The ceiling on dong deposits with a one-month term or longer remains unchanged at 14 per cent, the State Bank of Vietnam said in a statement issued late on Wednesday.
Several banks have raised dong funds with terms from 24 hours, two days, one week or two weeks, but still paid the maximum 14 per cent annualised rate, which "contains risk with terms and liquidity for the credit institutions and the banking system", the statement said.
The new ceiling will come into force from October 1, the statement said.
Banks in Vietnam have cut dong lending rates to 17-19 per cent from as high as 24 per cent following a call last month by the central bank to ease repayment pressures for businesses.
The move has made it difficult for smaller banks with limited funds, prompting many to seek more creative ways to raise deposits while observing the 14 per cent ceiling in place since March 3.
Paying short-term depositors the maximum rate poses a liquidity risk to banks, which can face regular dong shortages.

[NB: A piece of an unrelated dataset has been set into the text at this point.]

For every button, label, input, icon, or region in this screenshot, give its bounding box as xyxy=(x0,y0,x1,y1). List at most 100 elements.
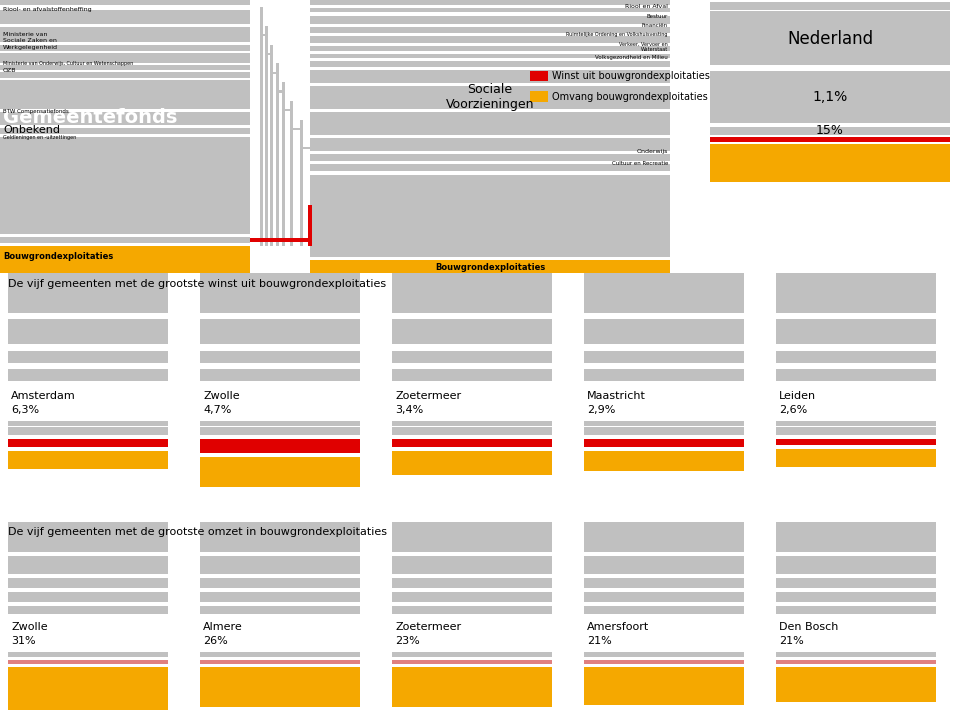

Unstable domestic gold markets and the country's rising import payments have also put pressure on the dong.
Vietnam has been battling some of the world's highest inflation and economists say years of soaring credit growth to achieve a fast economic growth has been a key contributing factor.
Targets for money supply and credit growth have been trimmed at least twice this year, and a resolution after the September cabinet meeting earlier this week urged the central bank to check credit growth at 15-17 per cent and curb money supply expansion to 12 per cent this year.
Previously, the official targets were to keep credit at under 20 per cent and money supply in the 15-16 per cent range.
The government has set a preliminary target for the economic growth to accelerate to 6.5 per cent in 2012, from a projected 6 per cent this year, an annual target that has been cut from 7.0-7.5 per cent to help control inflation.
The growth target for 2012 still needs approval by the National Assembly, which will convene from late October to discuss socio-economic targets for next year.
The Southeast Asian nation's economy grew 5.76 per cent in the first nine months of this year.